10 Habits of Highly Effective Security Vendors #1-3
In observance of the hallowed RSA conference going on this month at the Moscone Center in San Francisco, I have crafted some blog entries covering my thoughts on the industry, the market space and the state of affairs in identity security technology. My previous blog explored what it means to be a security vendor or purveyor in the current marketplace. This installment covers what I believe to be the first three of ten top habits of highly effective security providers and their solutions.
HABIT #1: Solve the problem, don't just sell a solution.
Twitter doesn't have to advertise. YouTube does not need to hammer users about why their video codecs are better, or not. But everyone still beats a path to their doors. Why? Because they solve problems - they don't sell solutions. You are always tainted when you have to sell your solution - so be extra vigilant that your solution actually does what it says on the tin as well as solves the customers' problems. If so, they will sell it for you. Sell them a security solution that you'd want to buy. Sell them one they'd get anyway - even if it was free - because its effectiveness is inevitable and incontrovertible. Rethink security as a product.
In case you want to argue with me that Apple still markets and sells their wares - and people clamor to get them - as some sort of causal relationship, I say - whatever. It's Apple. You go figure out how to be the "Apple of security" and I'll send you my resume.
HABIT #2: Stop relying on the user for their security. Nice to meet you (for the first time)!
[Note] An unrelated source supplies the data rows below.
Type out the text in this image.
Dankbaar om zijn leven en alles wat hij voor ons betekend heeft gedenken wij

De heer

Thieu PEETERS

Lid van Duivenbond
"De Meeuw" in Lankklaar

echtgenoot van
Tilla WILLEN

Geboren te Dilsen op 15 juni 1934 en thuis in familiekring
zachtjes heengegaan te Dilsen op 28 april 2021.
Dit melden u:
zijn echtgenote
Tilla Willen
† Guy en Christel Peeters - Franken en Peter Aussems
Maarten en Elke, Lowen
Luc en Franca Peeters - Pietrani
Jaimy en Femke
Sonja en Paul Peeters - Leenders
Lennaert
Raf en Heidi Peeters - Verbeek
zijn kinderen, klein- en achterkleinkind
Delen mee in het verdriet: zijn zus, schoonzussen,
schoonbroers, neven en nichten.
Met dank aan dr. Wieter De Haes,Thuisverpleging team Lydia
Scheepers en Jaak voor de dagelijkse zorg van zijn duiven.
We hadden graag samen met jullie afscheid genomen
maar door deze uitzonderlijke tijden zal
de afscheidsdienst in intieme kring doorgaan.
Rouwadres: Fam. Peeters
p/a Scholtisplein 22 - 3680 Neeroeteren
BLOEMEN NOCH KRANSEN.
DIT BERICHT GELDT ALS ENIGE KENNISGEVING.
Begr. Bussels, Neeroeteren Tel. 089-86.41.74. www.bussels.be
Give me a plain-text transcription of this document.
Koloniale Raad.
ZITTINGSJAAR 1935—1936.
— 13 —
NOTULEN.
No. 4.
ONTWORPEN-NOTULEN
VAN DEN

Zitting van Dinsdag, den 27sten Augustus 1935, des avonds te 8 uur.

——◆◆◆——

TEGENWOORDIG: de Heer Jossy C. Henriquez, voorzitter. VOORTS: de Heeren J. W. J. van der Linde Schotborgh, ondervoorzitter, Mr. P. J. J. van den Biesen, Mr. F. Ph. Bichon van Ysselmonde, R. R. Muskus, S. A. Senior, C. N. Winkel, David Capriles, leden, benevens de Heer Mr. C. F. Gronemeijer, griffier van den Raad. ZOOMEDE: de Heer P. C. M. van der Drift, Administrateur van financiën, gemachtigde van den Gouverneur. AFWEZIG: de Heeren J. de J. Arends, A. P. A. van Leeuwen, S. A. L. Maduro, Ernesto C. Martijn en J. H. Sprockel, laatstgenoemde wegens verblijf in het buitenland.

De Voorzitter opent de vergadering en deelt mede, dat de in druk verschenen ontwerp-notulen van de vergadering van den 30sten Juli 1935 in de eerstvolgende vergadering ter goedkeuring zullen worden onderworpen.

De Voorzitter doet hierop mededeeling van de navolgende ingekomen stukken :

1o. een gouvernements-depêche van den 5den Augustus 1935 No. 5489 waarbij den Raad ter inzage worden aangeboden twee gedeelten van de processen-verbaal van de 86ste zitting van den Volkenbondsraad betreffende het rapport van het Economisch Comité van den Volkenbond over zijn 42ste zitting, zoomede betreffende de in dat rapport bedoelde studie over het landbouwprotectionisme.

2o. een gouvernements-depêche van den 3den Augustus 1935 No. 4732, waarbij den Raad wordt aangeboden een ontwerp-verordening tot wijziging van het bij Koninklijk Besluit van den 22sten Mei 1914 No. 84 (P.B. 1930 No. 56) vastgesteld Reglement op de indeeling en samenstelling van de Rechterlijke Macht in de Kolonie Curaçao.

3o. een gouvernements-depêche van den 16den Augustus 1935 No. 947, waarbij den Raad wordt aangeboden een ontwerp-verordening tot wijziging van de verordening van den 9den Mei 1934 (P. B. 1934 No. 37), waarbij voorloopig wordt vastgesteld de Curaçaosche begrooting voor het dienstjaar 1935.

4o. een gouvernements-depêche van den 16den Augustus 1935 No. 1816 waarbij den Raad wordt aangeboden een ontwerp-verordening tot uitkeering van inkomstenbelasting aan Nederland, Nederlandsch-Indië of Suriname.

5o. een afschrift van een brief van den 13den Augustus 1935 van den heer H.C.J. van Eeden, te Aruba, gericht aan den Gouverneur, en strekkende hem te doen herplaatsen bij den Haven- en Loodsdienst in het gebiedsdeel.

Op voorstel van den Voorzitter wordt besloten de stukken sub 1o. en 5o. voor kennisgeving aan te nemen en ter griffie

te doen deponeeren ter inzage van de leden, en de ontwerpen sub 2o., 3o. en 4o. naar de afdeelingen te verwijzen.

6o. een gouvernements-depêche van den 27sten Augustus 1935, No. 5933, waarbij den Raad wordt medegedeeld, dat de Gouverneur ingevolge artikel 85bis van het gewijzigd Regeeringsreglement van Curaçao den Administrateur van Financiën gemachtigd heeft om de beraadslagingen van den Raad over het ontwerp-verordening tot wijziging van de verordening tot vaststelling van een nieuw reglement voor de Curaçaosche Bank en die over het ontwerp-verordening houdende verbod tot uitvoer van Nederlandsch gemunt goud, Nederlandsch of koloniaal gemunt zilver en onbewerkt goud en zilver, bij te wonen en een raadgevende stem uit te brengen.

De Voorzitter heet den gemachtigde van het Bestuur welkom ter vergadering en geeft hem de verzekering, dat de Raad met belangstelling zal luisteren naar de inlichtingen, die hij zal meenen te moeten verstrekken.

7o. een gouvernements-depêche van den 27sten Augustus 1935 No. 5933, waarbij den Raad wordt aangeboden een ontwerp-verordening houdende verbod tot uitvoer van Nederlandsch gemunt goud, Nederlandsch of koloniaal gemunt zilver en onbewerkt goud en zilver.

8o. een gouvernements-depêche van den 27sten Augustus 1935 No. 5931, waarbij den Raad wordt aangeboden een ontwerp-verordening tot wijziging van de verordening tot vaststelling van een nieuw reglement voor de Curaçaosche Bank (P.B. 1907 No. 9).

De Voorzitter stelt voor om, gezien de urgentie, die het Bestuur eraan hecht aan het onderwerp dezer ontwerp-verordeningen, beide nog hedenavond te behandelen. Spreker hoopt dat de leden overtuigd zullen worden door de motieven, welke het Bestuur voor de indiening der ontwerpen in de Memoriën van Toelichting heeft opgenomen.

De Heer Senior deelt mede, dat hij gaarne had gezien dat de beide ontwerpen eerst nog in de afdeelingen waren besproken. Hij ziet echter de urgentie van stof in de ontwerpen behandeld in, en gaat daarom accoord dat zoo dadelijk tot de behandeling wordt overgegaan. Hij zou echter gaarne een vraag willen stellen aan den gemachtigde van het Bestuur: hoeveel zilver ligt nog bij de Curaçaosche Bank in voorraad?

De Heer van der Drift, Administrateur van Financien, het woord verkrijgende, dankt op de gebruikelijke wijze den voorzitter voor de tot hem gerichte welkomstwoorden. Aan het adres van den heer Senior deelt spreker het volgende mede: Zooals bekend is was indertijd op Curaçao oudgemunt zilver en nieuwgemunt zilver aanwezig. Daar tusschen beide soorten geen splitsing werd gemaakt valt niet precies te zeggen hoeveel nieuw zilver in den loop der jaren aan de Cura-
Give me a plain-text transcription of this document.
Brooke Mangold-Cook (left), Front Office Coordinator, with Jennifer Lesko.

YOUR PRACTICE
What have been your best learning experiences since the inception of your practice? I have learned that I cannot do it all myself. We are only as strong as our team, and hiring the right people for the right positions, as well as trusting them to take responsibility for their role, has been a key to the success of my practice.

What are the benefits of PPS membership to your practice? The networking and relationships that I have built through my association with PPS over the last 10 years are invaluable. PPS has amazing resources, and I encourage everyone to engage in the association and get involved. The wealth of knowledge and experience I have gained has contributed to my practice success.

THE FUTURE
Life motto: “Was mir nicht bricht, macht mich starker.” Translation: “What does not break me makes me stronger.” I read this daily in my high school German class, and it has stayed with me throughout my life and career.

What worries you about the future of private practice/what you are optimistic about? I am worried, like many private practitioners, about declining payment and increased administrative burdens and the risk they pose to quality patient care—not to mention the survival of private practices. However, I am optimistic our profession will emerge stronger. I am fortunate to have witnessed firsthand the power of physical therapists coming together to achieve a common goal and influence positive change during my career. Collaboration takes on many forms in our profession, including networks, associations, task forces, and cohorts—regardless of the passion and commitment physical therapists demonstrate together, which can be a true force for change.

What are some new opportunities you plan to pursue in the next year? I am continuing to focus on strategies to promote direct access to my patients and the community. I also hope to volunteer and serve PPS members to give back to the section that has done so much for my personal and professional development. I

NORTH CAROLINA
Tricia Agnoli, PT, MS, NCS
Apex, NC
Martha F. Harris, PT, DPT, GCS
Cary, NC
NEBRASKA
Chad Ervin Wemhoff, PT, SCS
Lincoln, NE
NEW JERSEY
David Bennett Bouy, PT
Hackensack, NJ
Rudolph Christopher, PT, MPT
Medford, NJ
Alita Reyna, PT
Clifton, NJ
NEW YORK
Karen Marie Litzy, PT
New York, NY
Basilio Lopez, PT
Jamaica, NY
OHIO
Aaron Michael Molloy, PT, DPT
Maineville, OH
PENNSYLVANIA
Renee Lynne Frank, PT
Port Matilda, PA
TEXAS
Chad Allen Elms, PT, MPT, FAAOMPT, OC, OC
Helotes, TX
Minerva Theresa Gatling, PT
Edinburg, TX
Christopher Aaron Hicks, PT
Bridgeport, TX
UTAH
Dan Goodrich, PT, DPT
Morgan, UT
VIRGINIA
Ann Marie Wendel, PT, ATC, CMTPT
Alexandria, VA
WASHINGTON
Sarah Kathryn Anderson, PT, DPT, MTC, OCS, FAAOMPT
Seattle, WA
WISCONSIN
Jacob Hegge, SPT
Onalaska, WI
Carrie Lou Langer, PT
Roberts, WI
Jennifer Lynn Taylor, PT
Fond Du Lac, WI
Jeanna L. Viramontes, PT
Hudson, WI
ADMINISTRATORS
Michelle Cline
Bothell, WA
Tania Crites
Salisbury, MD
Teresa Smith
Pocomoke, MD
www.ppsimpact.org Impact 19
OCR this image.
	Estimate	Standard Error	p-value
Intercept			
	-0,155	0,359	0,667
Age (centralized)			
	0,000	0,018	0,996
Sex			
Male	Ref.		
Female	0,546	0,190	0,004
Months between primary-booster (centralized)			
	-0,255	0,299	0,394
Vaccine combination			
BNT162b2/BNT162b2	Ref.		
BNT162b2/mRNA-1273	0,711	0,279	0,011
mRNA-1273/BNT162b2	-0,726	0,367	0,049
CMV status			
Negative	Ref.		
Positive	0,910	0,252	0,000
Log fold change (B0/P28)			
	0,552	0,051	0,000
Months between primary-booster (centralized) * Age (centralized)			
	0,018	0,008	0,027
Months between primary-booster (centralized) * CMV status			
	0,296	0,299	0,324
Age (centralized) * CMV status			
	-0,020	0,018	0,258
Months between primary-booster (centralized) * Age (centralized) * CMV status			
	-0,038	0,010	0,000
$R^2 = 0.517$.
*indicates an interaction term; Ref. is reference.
Reality check: in the modern, social, mobile and long-tail Internet world, chances are your customers will never have met their users before they enter into the first transaction or session with them. These are not banks with branches or mail-order houses with catalog subscribers. Reality check #2: users are naive, and the sites or apps they use are often not much better at security. I don't mean that sentiment to be crass - what I mean is they are not "skilled in the art and science of self-protection when it comes to security, identity and general technology guile." Does that sound better? Either way, we must assume a lower degree of skill than our own (as security vendors) and no pre-relationship between our customers and their users. Why do so many security solutions rely on the user or the site so much? Dongles? Downloads? Tokens? Images? Secret questions? Password management? Come on.
The main failure point in most identity and security offerings is user choice. Educating the user helps, but not very much. Research has proven that identity solutions that rely solely upon user recognition, recall, or custody are simply flawed. Security is like a symphony - just one note can sour an otherwise perfectly executed piece of complex music. Password01 simply becomes password02 when you bother or force users to change it. Relying on the user for security is like putting a championship-winning coach in the Superbowl, and asking him to pick 12 random people from the stadium crowd to suit up, take the field and execute his well-thought out plays against a real professional team (hackers). Fans are not players. Equipment does not equal talent. Knowledge is not the same as skill.
Identity solutions need to "include" or "involve" the user (as well as the site) but not rely solely upon them as a single point of failure in the chain. The traditional shared-secret or 50/50 security puzzle between site and user needs to be reinvented.
HABIT #3 Get out of the browser business. Seriously.
The users deserve something stronger, the hackers are smarter, and we can do better. Moving on.